I'll keep that in mind. For now I'm going to completely punt on asio behavior. Glad to give it, but you don't have much code yet on which to comment.
I was speaking more in the abstract. I'll be sure to let you know when I've actually got an attempt at the Windows implementation.
I would suggest you keep things really, really simple in your main interface. There should be the creation of a named pipe, listening for and accepting a connection, making a connection, reading data, and writing data.
I think you should also consider your named pipe being outside of Boost.ASIO rather than as part of it, mainly because named pipes can be synchronous if the user wants to wait, let's say in some background thread, for operations to complete.
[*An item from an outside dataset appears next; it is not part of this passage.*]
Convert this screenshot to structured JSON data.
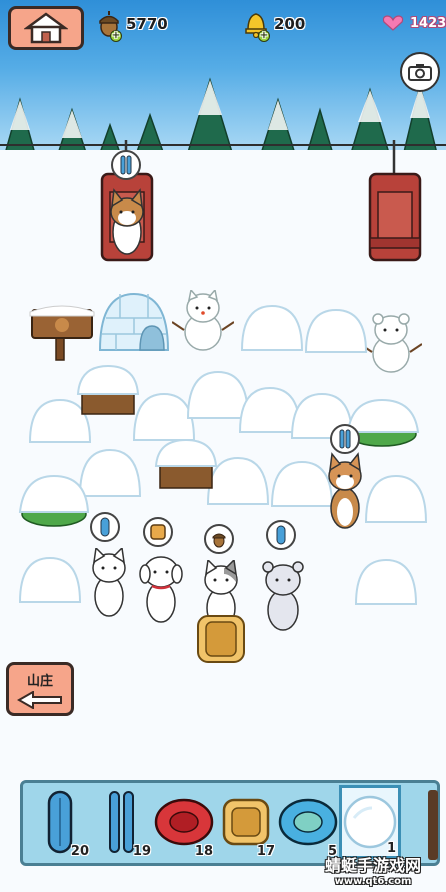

This is an excellent point. I think I was getting a little focused on Asio
because it seems like a good idea, but I really know next to nothing about
it so there's no point in trying to implement it in the first pass.
On Sun, Aug 11, 2013 at 6:55 AM, Edward Diener
I heartily agree with this last comment. KISS. There's no need for two different classes. A single named pipe class should be able to handle creation of a named pipe, listening for and accepting a connection, making a connection, reading data, and writing data. It really is that simple at the basic level.
Fair enough. Since both you and Rob seem to be clear on that I'll pursue that approach. -- Geoff Nothing is ever easy.